After Northern Territory cop Zachary Rolfe was found not guilty of murdering 19-year-old Warlpiri man Kumanjayi Walker, the right wing press celebrated. “Justice was served” we were told over and over again.
Evidence submitted to the ongoing coronial inquest into Kumanjayi’s death is revealing the opposite—the systemic racism of the NT police; the collusion and lies of Zachary Rolfe and other police; and the outright gung-ho thuggery of Rolfe’s unit, the Immediate Response Team (IMT).
In an interview with The Australian in 2019 Rolfe declared, “I don’t care what race anyone is. All I care about is behaviour.” But Rolfe lied. Text messages submitted to the coronial inquest reveal he regularly referred to Aboriginal people in derogatory terms such as “coons” and “neanderthals”. There was even a text written about Kumanjayi that was “too offensive” to be read aloud in the court.
In the same interview Rolfe claimed, “I honestly have not witnessed racism among my colleagues.” Again he lied. Text messages submitted to the inquest revealed the depth of racism in the NT police.
“Who was the silly bitch?” says one cop to Rolfe. Rolfe responds, “Fuck knows. Some white bitch who thinks she’s Aboriginal.” The other cop replies, “Lying in the dirt pissed, doing a fuckin’ good impersonation.”
In another exchange one cop says to Rolfe, “The cops out here have fucked this town. They have been letting the niggas drink wherever they want ha ha.” One of Rolfe’s superiors referred to Aboriginal people as “bush coons”.
The text messages also reveal the thuggery of the IMT. “It’s a sweet gig,” says Rolfe, you “just get to do cowboy stuff. No rules.”
In another message, Rolfe talks about having the “licence to towel locals” (meaning beat people up). In another text Rolfe says, “I’m out at Borroloola, a random community on the coast, ’cause they’re rioting. But we came up last time they did this and smashed the whole community. So, this time, as soon as we arrived, they started behaving.”
The IMT arrived in Yuendumu on the evening of Saturday 9 November 2019. They had been sent from Alice Springs as backup for the local police who were meant to arrest Kumanjayi. The local police had spoken to Kumanjayi’s family about giving himself up after attending his grandfather’s funeral that day.
Aboriginal community police officer Derek Williams told the inquest he thought the IMT was unnecessary as Kumanjayi was a “low risk” and that “there should have been no rush. He wasn’t a murderer”.
If Kumanjayi didn’t give himself up, the plan was to arrest him at 5am the morning after the funeral.
But not long after arriving in Yuendumu at 7pm on the Saturday, the IMT ignored the arrest plan and, under the cover of “intelligence gathering”, began entering premises armed with Glock pistols and tasers, while waving their AR15 assault rifle, and later a shotgun, outside. Not long after, at 7.22pm, Kumanyaji was shot three times by Rolfe.

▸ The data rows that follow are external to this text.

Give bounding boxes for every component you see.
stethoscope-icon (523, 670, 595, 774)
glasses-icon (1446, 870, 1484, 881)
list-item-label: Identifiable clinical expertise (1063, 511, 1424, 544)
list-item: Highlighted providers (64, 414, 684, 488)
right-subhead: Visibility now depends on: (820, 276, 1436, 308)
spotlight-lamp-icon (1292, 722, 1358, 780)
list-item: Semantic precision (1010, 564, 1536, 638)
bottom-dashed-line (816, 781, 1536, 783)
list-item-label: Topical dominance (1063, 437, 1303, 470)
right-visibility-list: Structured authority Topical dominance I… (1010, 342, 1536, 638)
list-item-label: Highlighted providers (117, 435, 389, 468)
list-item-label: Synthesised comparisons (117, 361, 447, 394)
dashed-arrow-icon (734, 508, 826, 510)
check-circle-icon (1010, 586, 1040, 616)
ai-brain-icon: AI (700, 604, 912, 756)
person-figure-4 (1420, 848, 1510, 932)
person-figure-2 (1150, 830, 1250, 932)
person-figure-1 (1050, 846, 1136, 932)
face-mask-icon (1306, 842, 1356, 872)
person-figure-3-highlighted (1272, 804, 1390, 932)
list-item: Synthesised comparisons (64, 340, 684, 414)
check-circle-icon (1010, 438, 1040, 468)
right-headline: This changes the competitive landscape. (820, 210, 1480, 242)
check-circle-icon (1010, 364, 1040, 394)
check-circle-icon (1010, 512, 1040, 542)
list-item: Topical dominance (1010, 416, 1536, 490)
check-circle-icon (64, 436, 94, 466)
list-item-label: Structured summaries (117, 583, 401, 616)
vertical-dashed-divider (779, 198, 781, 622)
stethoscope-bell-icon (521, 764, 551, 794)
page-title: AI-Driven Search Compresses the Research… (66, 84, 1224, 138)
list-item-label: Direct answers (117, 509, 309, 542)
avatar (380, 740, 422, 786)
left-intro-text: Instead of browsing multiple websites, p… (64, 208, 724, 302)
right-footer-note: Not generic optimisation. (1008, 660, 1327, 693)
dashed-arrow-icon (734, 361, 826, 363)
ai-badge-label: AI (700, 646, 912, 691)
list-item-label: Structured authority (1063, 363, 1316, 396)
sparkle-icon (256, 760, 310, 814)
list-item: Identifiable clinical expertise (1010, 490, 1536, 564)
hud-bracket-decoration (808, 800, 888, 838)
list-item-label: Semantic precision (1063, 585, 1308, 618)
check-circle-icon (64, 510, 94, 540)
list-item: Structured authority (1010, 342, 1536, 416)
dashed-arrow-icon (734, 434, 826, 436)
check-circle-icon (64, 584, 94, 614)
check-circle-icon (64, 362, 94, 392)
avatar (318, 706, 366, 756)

Following a critical incident, the police involved are meant to be separated to prevent them from colluding on their story. But two days after the shooting, and before Rolfe had given his statement, Rolfe organised a “social gathering” at his house attended by fellow members of the IMT.
It was also revealed a fellow officer had sent Rolfe a text message with the acronym “IAMOPI”, which stands for “intent, ability, means, opportunity, preclusion …”, and was guidance about how evidence might be given.
Another text message has Rolfe telling a fellow officer he was happy to “make my camera face the other way” (referring to his body camera) if another officer is “losing their shit”.
Where is justice?
The coronial inquest is giving us a glimpse into how the system works to defend its underlings while systematically denying Aboriginal people justice.
After large protests erupted in Yuendumu and across Australia demanding “Justice for Walker”, authorities conceded to the pressure and charged Rolfe with murder. But once charged, the whole system worked in Rolfe’s favour.
Rolfe’s trial was moved to Darwin, 1500 kilometres from Yuendumu. No Aboriginal people were on the jury, even though they are about 30 per cent of the NT population.
The racist texts revealed by the coronial inquest were disallowed as evidence and were subject to media suppression orders.
Meanwhile, the whole right wing media establishment rallied to the defence of Rolfe. The police collusion was ignored.
The coronial inquest may deliver Kumanjayi’s family and the Yuendumu community some vindication but it will never deliver them real justice. That will only come from the struggles outside the established structures.